= List of cases of police brutality in Argentina =

This is a list of notable cases of police brutality in Argentina.

- 1903–1904: during a long campaign of general strikes organized by the Argentine Regional Workers' Federation, a May Day 1903 clash between workers and police left two dead and 15 injured. At a bakers' strike in Rosario, one worker was shot by police.
- 1909: on May Day, a large workers march through Buenos Aires was broken up by the police, resulting in 12 deaths and a hundred wounded.
- 1919: a series of riots and massacres took place in Buenos Aires in January, when anarchist unions declared a massive strike remembered as Tragic Week.
- 1921: several policemen were killed in the first phase of the Patagonia rebelde, an anarchist strike which was put down by the Army in a bloodless action in May, but in the second phase, starting in November, army forces executed hundreds of rural workers. Local police and the National Gendarmerie assisted the army in the massacre.
- 1932: Federal Police chief Leopoldo Polo Lugones introduced the picana, a torture device adapted from the electric cattle prod, in Buenos Aires.
- 1966: During a protest led by professors and students of the University of Buenos Aires, five university departments were brutally cleared by the Federal Police, in a repressive action known as La Noche de los Bastones Largos ("The Night of the Long Batons").
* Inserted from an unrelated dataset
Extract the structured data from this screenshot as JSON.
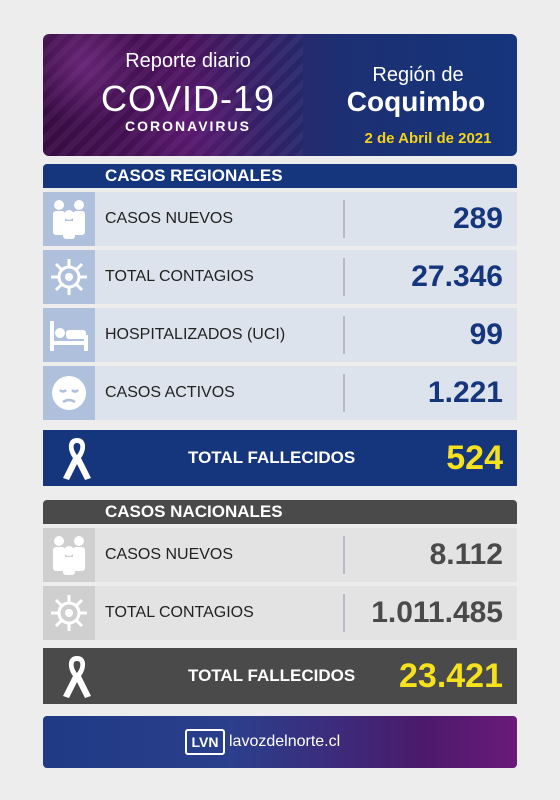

- 1966: student Santiago Pampillón was shot dead by police during a protest in downtown Córdoba in September.
- 1969: the police killed two students during the riots known as the first Rosariazo, which took place at Rosario in May. The police were overwhelmed during the second Rosariazo in September, and the army moved in, suppressing the protest.
- 1969: shortly after the first Rosariazo there was a general strike in Córdoba, which provoked the police repression and led to a civil uprising later termed the Cordobazo.
- 1991: Walter Bulacio was killed by the federal police's beating after a razzia when he was taken to the police sectional.
- 2001: during the December 2001 riots, there were violent incidents between police and protesters throughout the country, mostly in Buenos Aires and in Santa Fe Province. Five people were killed at Plaza de Mayo.
- 2002: Maximiliano Kosteki (21) and Darío Santillán (22) were killed by Buenos Aires Provincial Police in the context of a mass mobilization repressed by state forces.
- 2009: teenager Luciano Arruga went missing after being intercepted by police. The case has been presented by human rights organisations as an emblematic example of post-dictatorship enforced disappearance.
- 2017: On 8 December, officer Luis Chocobar shot two young criminals escaping from an attempted robbery and stabbing. Chocobar killed 18-year-old Juan Pablo Kukoc and injured the other young man. In May 2021, Chocobar received a 2-year suspended sentence, which was annulled in May 2024, with the Court of Cassation ordering a new trial.
- 2020: Luis Espinoza disappeared and was later found dead. He was killed by Tucumán Provincial Police in the context of the 2020 lockdowns due to the COVID-19 pandemic. He was covered in plastic and rug, his body moved to a police precinct, and then taken in a car trunk to the neighboring province of Catamarca where his body was dropped into a ravine.